The `set` body is a full `TenantConfig` JSON object. Plumbing for the schema-enforcement levers (TSC42 §5: `strict_mode`, `source_allowlist`, `source_filter`) and feed-tier retention. Editing tenant config is rare enough that per-field flags would invent a parallel grammar that drifts from the wire shape; raw JSON is the call.

### Webhook deliveries

```bash theme={null}
my webhooks list
my webhooks deliveries <webhook-id>           # recent attempts
my webhooks deliveries <webhook-id> --limit 200
```

### Account deletion

`my auth delete-account` initiates the hosted-mode account-deletion flow.

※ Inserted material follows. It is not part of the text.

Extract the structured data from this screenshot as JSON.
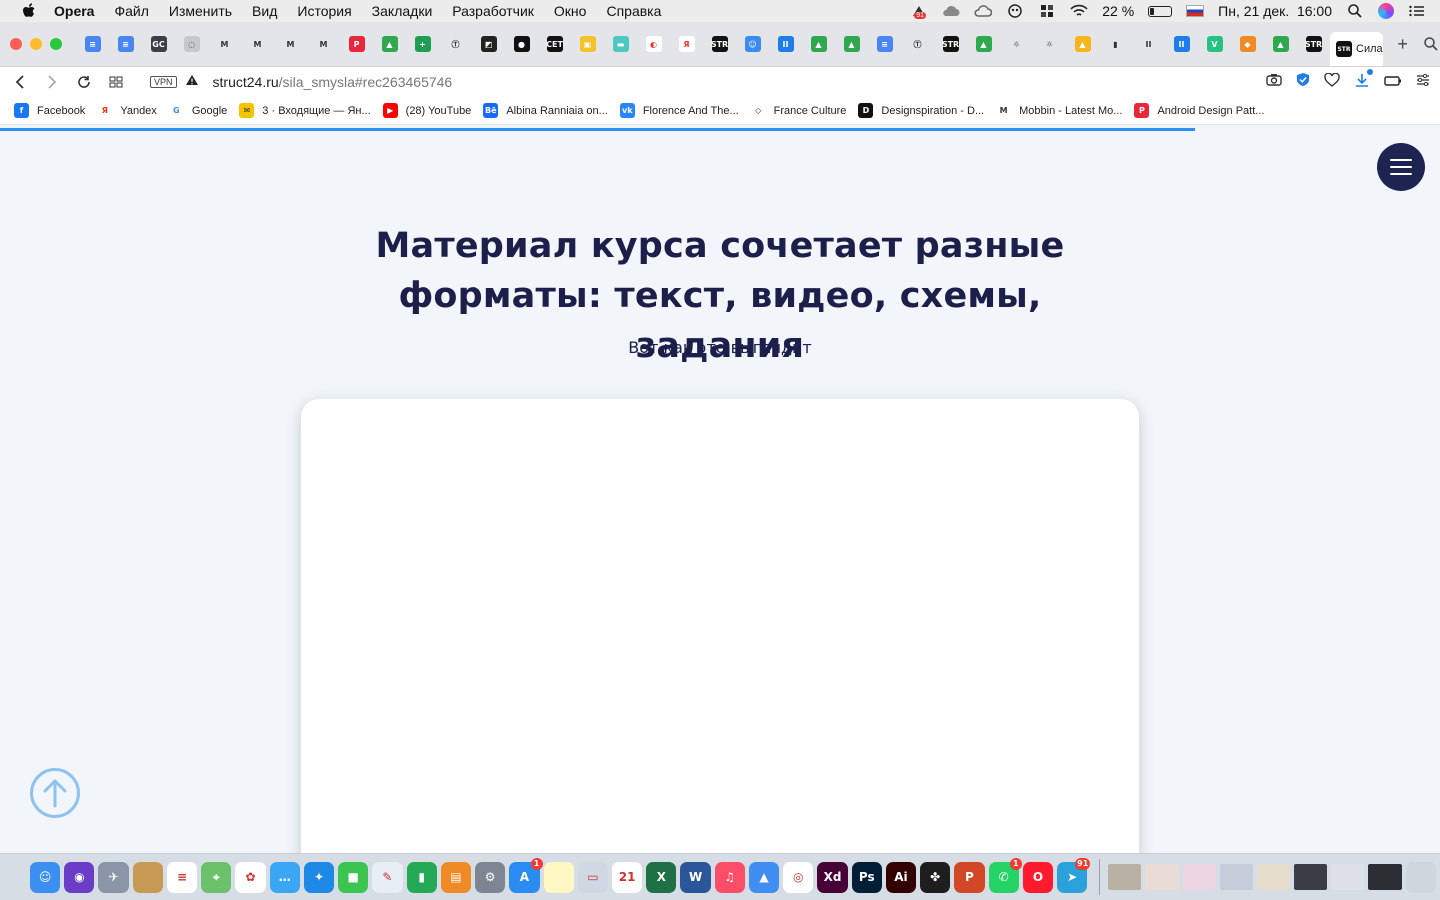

The CLI verb is initiation-only — the server emails a confirmation link; clicking it transitions the account to `pending_deletion`. See [Account lifecycle](/self-hosting/account-lifecycle) for the full state machine.

```bash theme={null}
my auth delete-account            # interactive: prints flow summary, prompts y/N
my auth delete-account --yes      # non-interactive (required outside a TTY)
```

### Profile

`my profile` reads and updates the calling user's own profile — name, handle, avatar. The avatar surface is two sub-verbs (`set` uploads an image, `clear` reverts to the deterministic placeholder).

```bash theme={null}
my profile show
my profile update --name "Alex"
my profile avatar set ./avatar.png
my profile avatar clear
```

### Platform (operator)

`my platform` is the cross-tenant operator surface, gated on platform credentials. The two trees:

* `platform tenants` — list, inspect, suspend / unsuspend, set quotas, per-tenant metrics.
* `platform account-deletion` — force the next pending-delete purger sweep without waiting for the 1-hour cadence.

```bash theme={null}
my platform tenants list
my platform tenants show <tenant-id>
my platform tenants metrics <tenant-id>
my platform tenants suspend <tenant-id> [--yes]
my platform tenants unsuspend <tenant-id> [--yes]
my platform tenants quotas <tenant-id> --items 10000 --webhooks 50 \
  --blobs 5000 --storage-gb 25 --rate-per-minute 600 [--yes]

my platform keys list <tenant-id>

my platform account-deletion purge-now [--yes]
```

Suspend / unsuspend / quota writes prompt for confirmation unless `--yes` is passed; the prompt is required in non-TTY contexts. `purge-now` is the operator escape hatch when an account just crossed its grace window and you want the cascade now rather than at the next 1-hour tick.

## Output modes

Human-readable tables in an interactive terminal; JSON when stdout is a pipe, a redirected file, or `--json` is set explicitly. There's no `--human` flag — scripts that consume output get JSON, full stop.

```bash theme={null}
my items list                  # table in a TTY
my items list | jq '.[0]'      # JSON automatically
my items list --json           # force JSON in a TTY
my items list > items.json     # JSON automatically (non-TTY)
```

## Multi-instance config

`--instance <name>` (or `MARFA_INSTANCE`) selects the config-file slot under `~/.marfa/<instance>.json`. Use it to keep separate sessions per server (e.g. `production` + `staging`):

```bash theme={null}
my --instance production --url https://marfa.example.com auth login
my --instance staging    --url https://staging.example.com auth login

my --instance production items list
my --instance staging    items list
```

The default instance name is `default`.